= Olga Broumas =

Greek poet

Olga Broumas (born 6 May 1949, Hermoupolis) is a Greek poet, resident in the United States. She has been Poet-in-Residence and Director of Creative Writing at Brandeis University since 1995.

==Biography==
Born and raised on the island of Syros, Broumas secured a fellowship through the Fulbright program to study in the United States at the University of Pennsylvania. There, she earned her bachelor's degree in architecture. She later went on to earn a Master of Fine Arts degree from the University of Oregon.
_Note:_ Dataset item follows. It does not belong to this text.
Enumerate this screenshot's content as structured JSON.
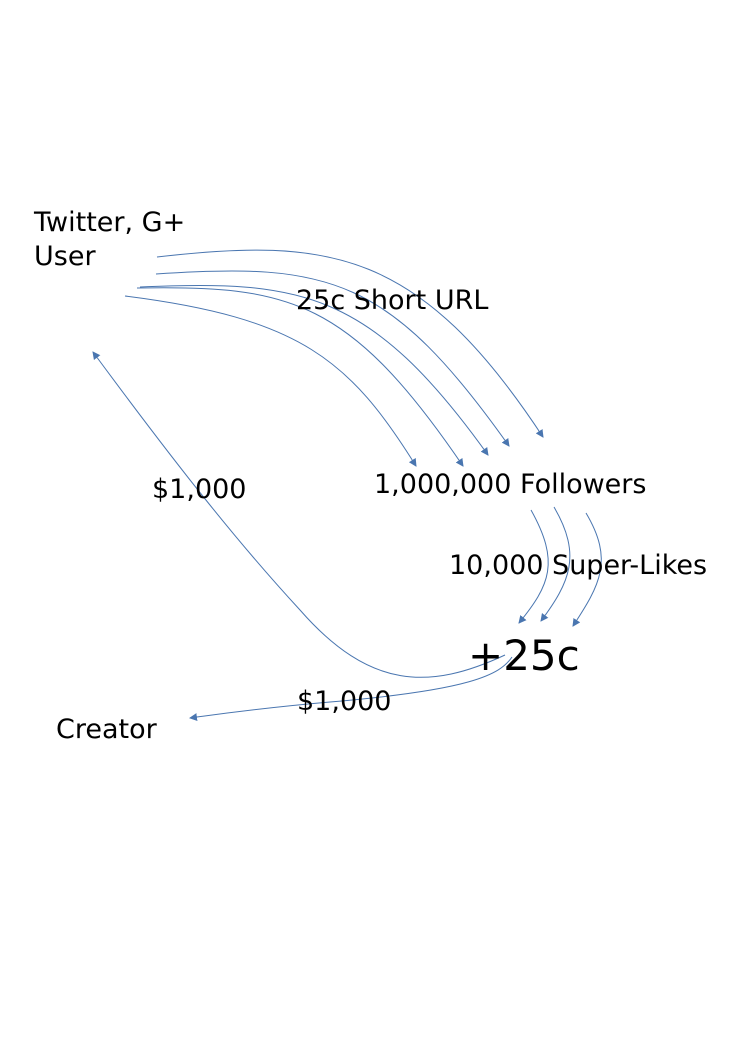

After earning this degree, Broumas co-founded and taught at Freehand, Inc., a school in Provincetown, Massachusetts for female writers and artists. The school disbanded in 1987.

Broumas has worked in the creative writing programs at several universities, including the University of Idaho and Goddard College. She currently is the Professor Emerita of the Practice of English at Brandeis University.

== Works and honours ==
Her first collection of poems, Beginning with O, was considered groundbreaking in its depiction of explicit lesbian sexuality.
Broumas was selected by Stanley Kunitz for the Yale Younger Poets Series in 1977, the first non-native speaker of English to receive this award. Other honors have included a Guggenheim Fellowship and a fellowship from the National Endowment for the Arts.

==Bibliography==

===Collections===
- Beginning with O (Yale, 1977).
- Soie Sauvage (Copper Canyon Press, 1979).
- Pastoral Jazz (Copper Canyon Press, 1983).
- With Jane Miller: Black Holes, Black Stockings (Wesleyan, 1985).
- Perpetua (Copper Canyon Press, 1989).
- With T. Begley: Sappho’s Gymnasium (Copper Canyon Press, 1994).
- Rave: Poems, 1975-1999 (Copper Canyon Press, 1999).

===Translations===
- What I Love: Selected Poems by Odysseas Elytis (Copper Canyon Press, 1986).
- The Little Mariner by Odysseas Elytis (Copper Canyon Press, 1988).
- Eros, Eros, Eros: Selected and Last Poems by Odysseas Elytis (Copper Canyon Press,1998).